Excerpt from review of Delirium: The Politics of Sex in America

During the 2008 presidential election, historian and political commentator Nancy L. Cohen [3] became interested in how sex has changed American politics. She was so intrigued by the gender issues that surfaced around Hillary Clinton and Sarah Palin that she began working on what would become Delirium: The Politics of Sex in America [4]. The book is a meticulously researched political history of the Democratic self-destruction and Republican stealth that has allowed many of the gains of the sexual revolution to be lost.
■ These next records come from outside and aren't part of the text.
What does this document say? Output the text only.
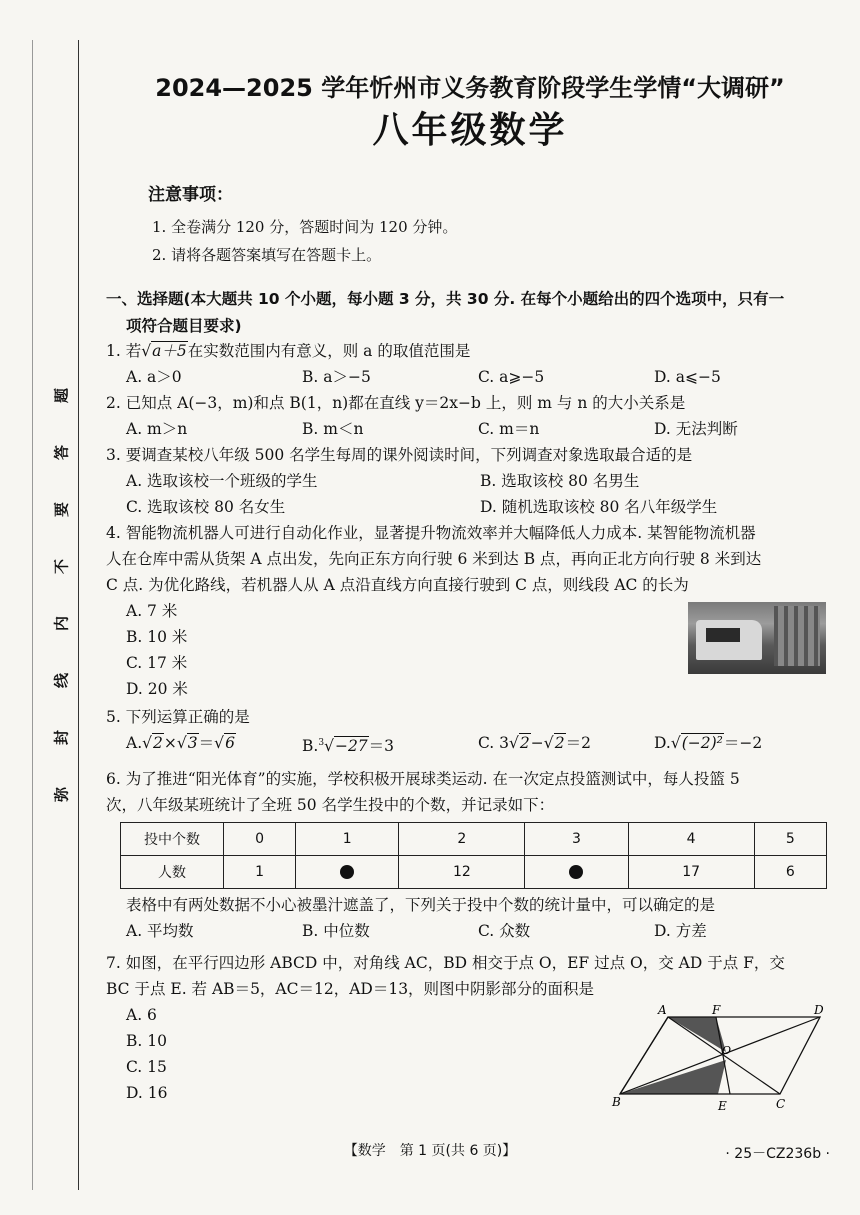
题
答
要
不
内
线
封
弥
2024—2025 学年忻州市义务教育阶段学生学情“大调研”
八年级数学
注意事项：
1. 全卷满分 120 分，答题时间为 120 分钟。
2. 请将各题答案填写在答题卡上。
一、选择题(本大题共 10 个小题，每小题 3 分，共 30 分. 在每个小题给出的四个选项中，只有一
项符合题目要求)
1. 若√a＋5在实数范围内有意义，则 a 的取值范围是
A. a＞0	B. a＞−5	C. a⩾−5	D. a⩽−5
2. 已知点 A(−3，m)和点 B(1，n)都在直线 y＝2x−b 上，则 m 与 n 的大小关系是
A. m＞n	B. m＜n	C. m＝n	D. 无法判断
3. 要调查某校八年级 500 名学生每周的课外阅读时间，下列调查对象选取最合适的是
A. 选取该校一个班级的学生	B. 选取该校 80 名男生
C. 选取该校 80 名女生	D. 随机选取该校 80 名八年级学生
4. 智能物流机器人可进行自动化作业，显著提升物流效率并大幅降低人力成本. 某智能物流机器
人在仓库中需从货架 A 点出发，先向正东方向行驶 6 米到达 B 点，再向正北方向行驶 8 米到达
C 点. 为优化路线，若机器人从 A 点沿直线方向直接行驶到 C 点，则线段 AC 的长为
A. 7 米
B. 10 米
C. 17 米
D. 20 米
5. 下列运算正确的是
A.√2×√3＝√6	B.$^3$√−27＝3	C. 3√2−√2＝2	D.√(−2)²＝−2
6. 为了推进“阳光体育”的实施，学校积极开展球类运动. 在一次定点投篮测试中，每人投篮 5
次，八年级某班统计了全班 50 名学生投中的个数，并记录如下：
表格中有两处数据不小心被墨汁遮盖了，下列关于投中个数的统计量中，可以确定的是
A. 平均数	B. 中位数	C. 众数	D. 方差
7. 如图，在平行四边形 ABCD 中，对角线 AC，BD 相交于点 O，EF 过点 O，交 AD 于点 F，交
BC 于点 E. 若 AB＝5，AC＝12，AD＝13，则图中阴影部分的面积是
A. 6
B. 10
C. 15
D. 16
投中个数	0	1	2	3	4	5
人数	1		12		17	6
A	F	D
O
B	E	C
【数学　第 1 页(共 6 页)】	· 25－CZ236b ·
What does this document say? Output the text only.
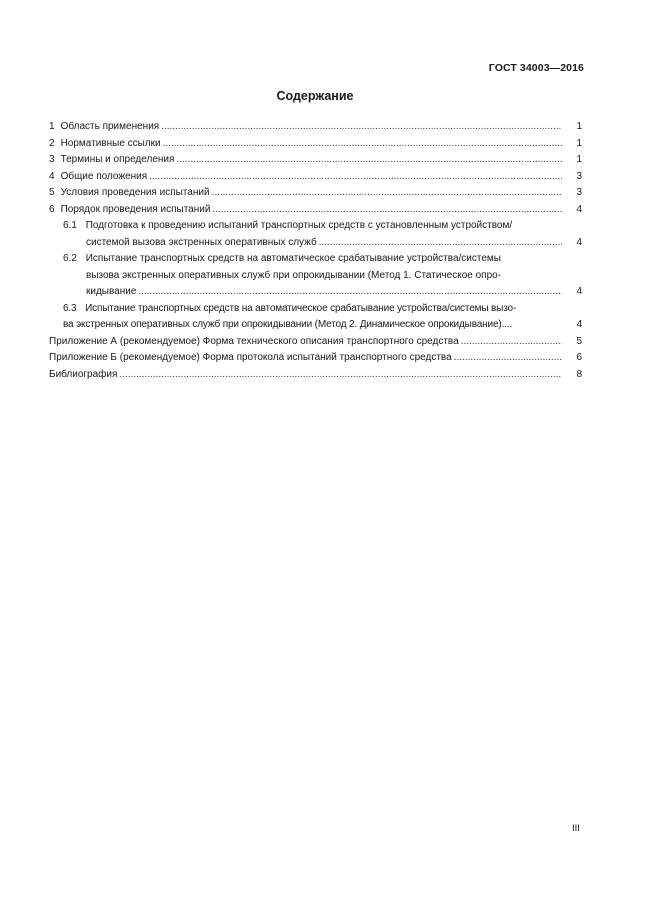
ГОСТ 34003—2016
Содержание
1 Область применения .....	1
2 Нормативные ссылки .....	1
3 Термины и определения .....	1
4 Общие положения .....	3
5 Условия проведения испытаний .....	3
6 Порядок проведения испытаний .....	4
6.1 Подготовка к проведению испытаний транспортных средств с установленным устройством/
системой вызова экстренных оперативных служб .....	4
6.2 Испытание транспортных средств на автоматическое срабатывание устройства/системы
вызова экстренных оперативных служб при опрокидывании (Метод 1. Статическое опро-
кидывание .....	4
6.3 Испытание транспортных средств на автоматическое срабатывание устройства/системы вызо-
ва экстренных оперативных служб при опрокидывании (Метод 2. Динамическое опрокидывание)....	4
Приложение А (рекомендуемое) Форма технического описания транспортного средства .....	5
Приложение Б (рекомендуемое) Форма протокола испытаний транспортного средства .....	6
Библиография .....	8
III
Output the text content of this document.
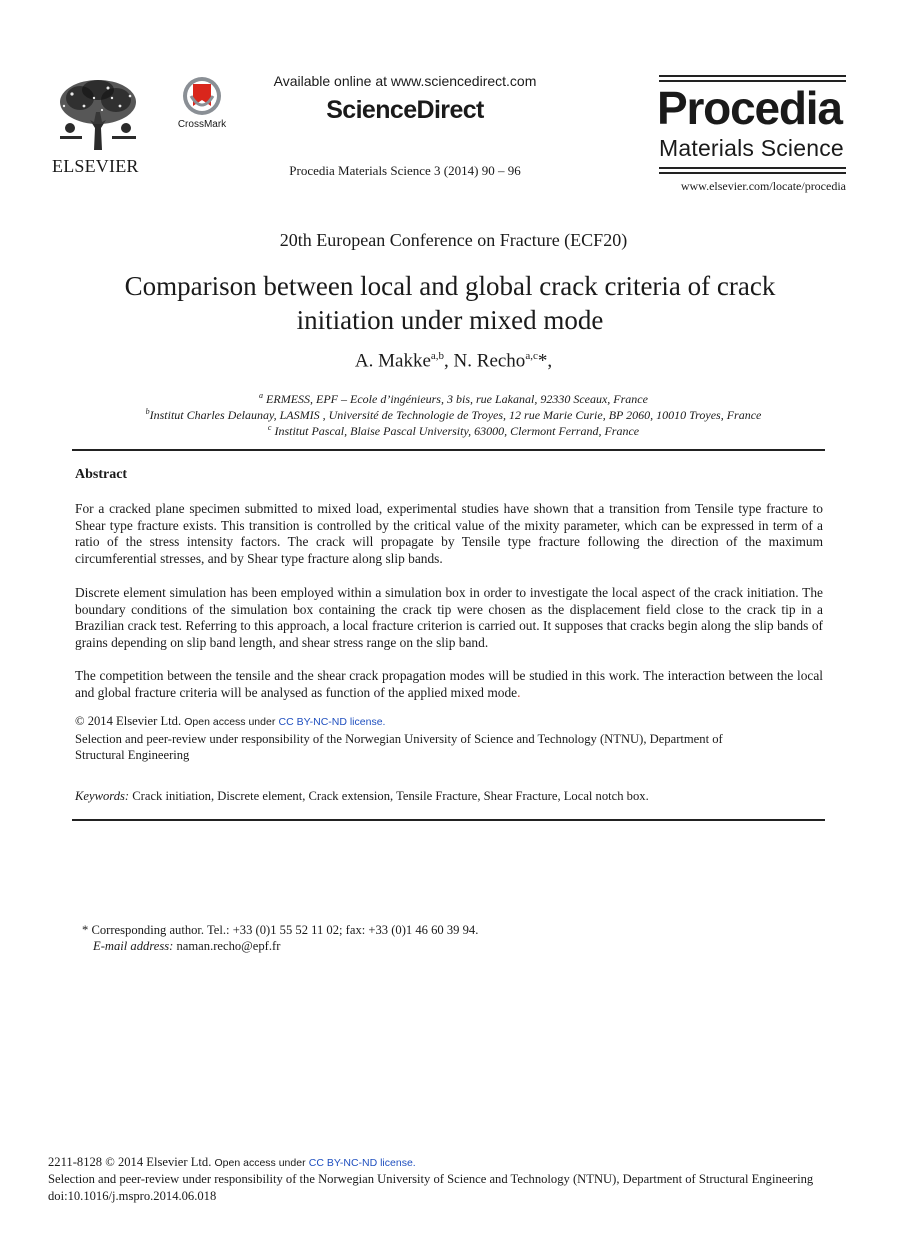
ELSEVIER
CrossMark
Available online at www.sciencedirect.com
ScienceDirect
Procedia Materials Science 3 (2014) 90 – 96
Procedia
Materials Science
www.elsevier.com/locate/procedia
20th European Conference on Fracture (ECF20)
Comparison between local and global crack criteria of crack initiation under mixed mode
A. Makke$^{a,b}$, N. Recho$^{a,c}$*,
$^a$ ERMESS, EPF – Ecole d’ingénieurs, 3 bis, rue Lakanal, 92330 Sceaux, France
$^b$Institut Charles Delaunay, LASMIS , Université de Technologie de Troyes, 12 rue Marie Curie, BP 2060, 10010 Troyes, France
$^c$ Institut Pascal, Blaise Pascal University, 63000, Clermont Ferrand, France
Abstract
For a cracked plane specimen submitted to mixed load, experimental studies have shown that a transition from Tensile type fracture to Shear type fracture exists. This transition is controlled by the critical value of the mixity parameter, which can be expressed in term of a ratio of the stress intensity factors. The crack will propagate by Tensile type fracture following the direction of the maximum circumferential stresses, and by Shear type fracture along slip bands.
Discrete element simulation has been employed within a simulation box in order to investigate the local aspect of the crack initiation. The boundary conditions of the simulation box containing the crack tip were chosen as the displacement field close to the crack tip in a Brazilian crack test. Referring to this approach, a local fracture criterion is carried out. It supposes that cracks begin along the slip bands of grains depending on slip band length, and shear stress range on the slip band.
The competition between the tensile and the shear crack propagation modes will be studied in this work. The interaction between the local and global fracture criteria will be analysed as function of the applied mixed mode.
© 2014 Elsevier Ltd. Open access under CC BY-NC-ND license.
Selection and peer-review under responsibility of the Norwegian University of Science and Technology (NTNU), Department of Structural Engineering
Keywords: Crack initiation, Discrete element, Crack extension, Tensile Fracture, Shear Fracture, Local notch box.
* Corresponding author. Tel.: +33 (0)1 55 52 11 02; fax: +33 (0)1 46 60 39 94.
E-mail address: naman.recho@epf.fr
2211-8128 © 2014 Elsevier Ltd. Open access under CC BY-NC-ND license.
Selection and peer-review under responsibility of the Norwegian University of Science and Technology (NTNU), Department of Structural Engineering
doi:10.1016/j.mspro.2014.06.018
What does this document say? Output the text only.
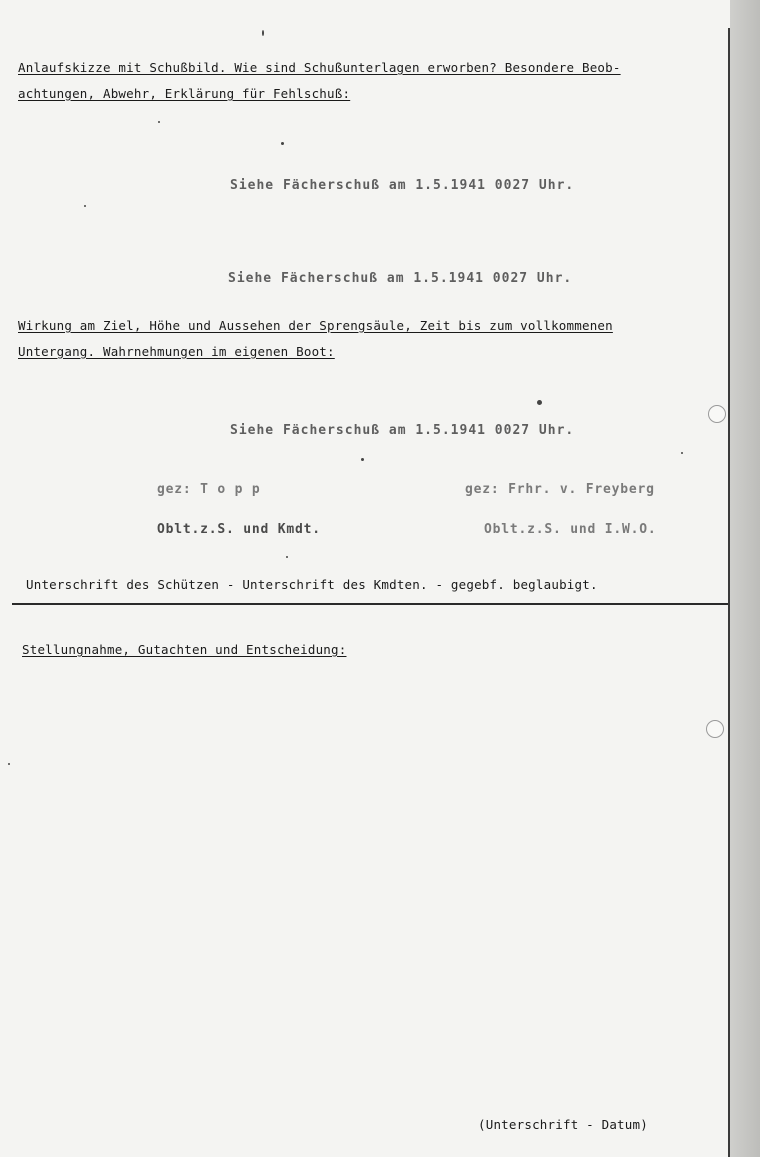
Anlaufskizze mit Schußbild. Wie sind Schußunterlagen erworben? Besondere Beob-
achtungen, Abwehr, Erklärung für Fehlschuß:
Siehe Fächerschuß am 1.5.1941 0027 Uhr.
Siehe Fächerschuß am 1.5.1941 0027 Uhr.
Wirkung am Ziel, Höhe und Aussehen der Sprengsäule, Zeit bis zum vollkommenen
Untergang. Wahrnehmungen im eigenen Boot:
Siehe Fächerschuß am 1.5.1941 0027 Uhr.
gez: T o p p	gez: Frhr. v. Freyberg
Oblt.z.S. und Kmdt.	Oblt.z.S. und I.W.O.
Unterschrift des Schützen - Unterschrift des Kmdten. - gegebf. beglaubigt.
Stellungnahme, Gutachten und Entscheidung:
(Unterschrift - Datum)
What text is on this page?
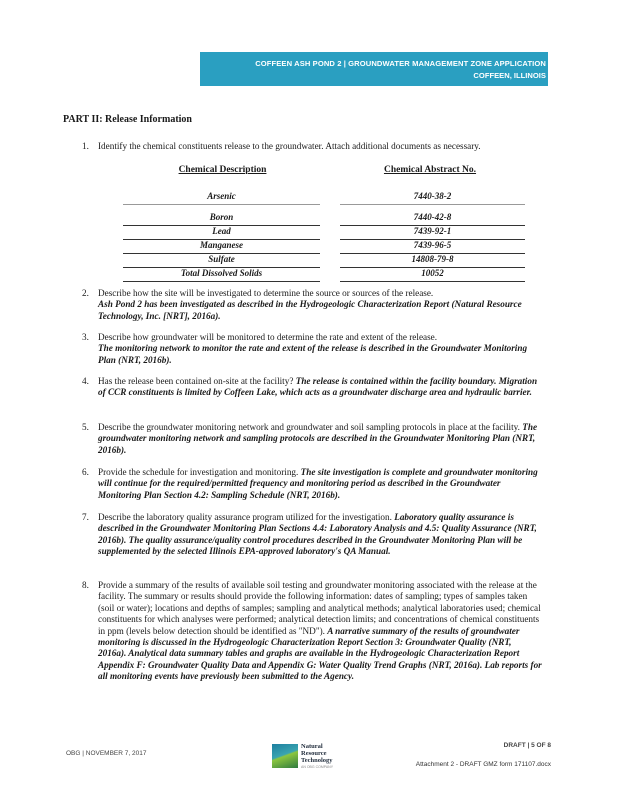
COFFEEN ASH POND 2 | GROUNDWATER MANAGEMENT ZONE APPLICATION
COFFEEN, ILLINOIS
PART II: Release Information
1. Identify the chemical constituents release to the groundwater. Attach additional documents as necessary.
Chemical Description	Chemical Abstract No.
Arsenic	7440-38-2
Boron	7440-42-8
Lead	7439-92-1
Manganese	7439-96-5
Sulfate	14808-79-8
Total Dissolved Solids	10052
2. Describe how the site will be investigated to determine the source or sources of the release.
Ash Pond 2 has been investigated as described in the Hydrogeologic Characterization Report (Natural Resource Technology, Inc. [NRT], 2016a).
3. Describe how groundwater will be monitored to determine the rate and extent of the release.
The monitoring network to monitor the rate and extent of the release is described in the Groundwater Monitoring Plan (NRT, 2016b).
4. Has the release been contained on-site at the facility? The release is contained within the facility boundary. Migration of CCR constituents is limited by Coffeen Lake, which acts as a groundwater discharge area and hydraulic barrier.
5. Describe the groundwater monitoring network and groundwater and soil sampling protocols in place at the facility. The groundwater monitoring network and sampling protocols are described in the Groundwater Monitoring Plan (NRT, 2016b).
6. Provide the schedule for investigation and monitoring. The site investigation is complete and groundwater monitoring will continue for the required/permitted frequency and monitoring period as described in the Groundwater Monitoring Plan Section 4.2: Sampling Schedule (NRT, 2016b).
7. Describe the laboratory quality assurance program utilized for the investigation. Laboratory quality assurance is described in the Groundwater Monitoring Plan Sections 4.4: Laboratory Analysis and 4.5: Quality Assurance (NRT, 2016b). The quality assurance/quality control procedures described in the Groundwater Monitoring Plan will be supplemented by the selected Illinois EPA-approved laboratory's QA Manual.
8. Provide a summary of the results of available soil testing and groundwater monitoring associated with the release at the facility. The summary or results should provide the following information: dates of sampling; types of samples taken (soil or water); locations and depths of samples; sampling and analytical methods; analytical laboratories used; chemical constituents for which analyses were performed; analytical detection limits; and concentrations of chemical constituents in ppm (levels below detection should be identified as "ND"). A narrative summary of the results of groundwater monitoring is discussed in the Hydrogeologic Characterization Report Section 3: Groundwater Quality (NRT, 2016a). Analytical data summary tables and graphs are available in the Hydrogeologic Characterization Report Appendix F: Groundwater Quality Data and Appendix G: Water Quality Trend Graphs (NRT, 2016a). Lab reports for all monitoring events have previously been submitted to the Agency.
OBG | NOVEMBER 7, 2017
Natural
Resource
Technology
AN OBG COMPANY
DRAFT | 5 OF 8
Attachment 2 - DRAFT GMZ form 171107.docx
In a political climate where women have to debate scientific inaccuracies stated by Republican politicians about “legitimate rape,” [5] where women who use birth control are maligned as “sluts,” [6] and where all-male congressional hearings [7] are held to determine women’s right to control their own bodies, Delirium is a welcome font of clarity. Although Cohen couldn’t have anticipated the degree to which sexual rights would be the focus of the 2012 election, her book provides germane guidance for progressive activists who wish to secure four more years of a Democratic presidency.

Mandy Van Deven: Why are we still talking about the legitimacy of birth control in America? 

Nancy Cohen: This is precisely the question we should all be asking ourselves right now. To paraphrase James Carville, it’s the vagina, stupid. This is not just temporary insanity triggered by the fear of a black president. It’s not a populist backlash. We are having debates about the legitimacy of birth control in 2012 as a result of a multi-decade-long right-wing movement to take back the rights that women won during and after the sexual revolution in the 1960s. The long-term roots of this movement and what it means for the future is the story we need to focus on today.

MVD: In the book, you describe sexual fundamentalists as a small portion of the US population that wields enormous political power. How did this group come to have so much influence?

NC: The sexual fundamentalists began as a grassroots movement on issues like blocking the Equal Rights Amendment. They have been savvy political organizers for a long time and always identified electoral politics as a key battleground. Starting in the 1970s, they basically infiltrated the GOP at the local precinct and school board levels. Gradually, they built their power to the point where they controlled many state Republican parties, and we saw the culmination of their takeover of the GOP in the 2010 elections. The Tea Party was largely a rebranding of the discredited Christian Right; it wasn’t what it portrayed itself to be, and the media cooperated in this inaccurate portrayal.

MVD: How embedded is this group within the Republican Party today?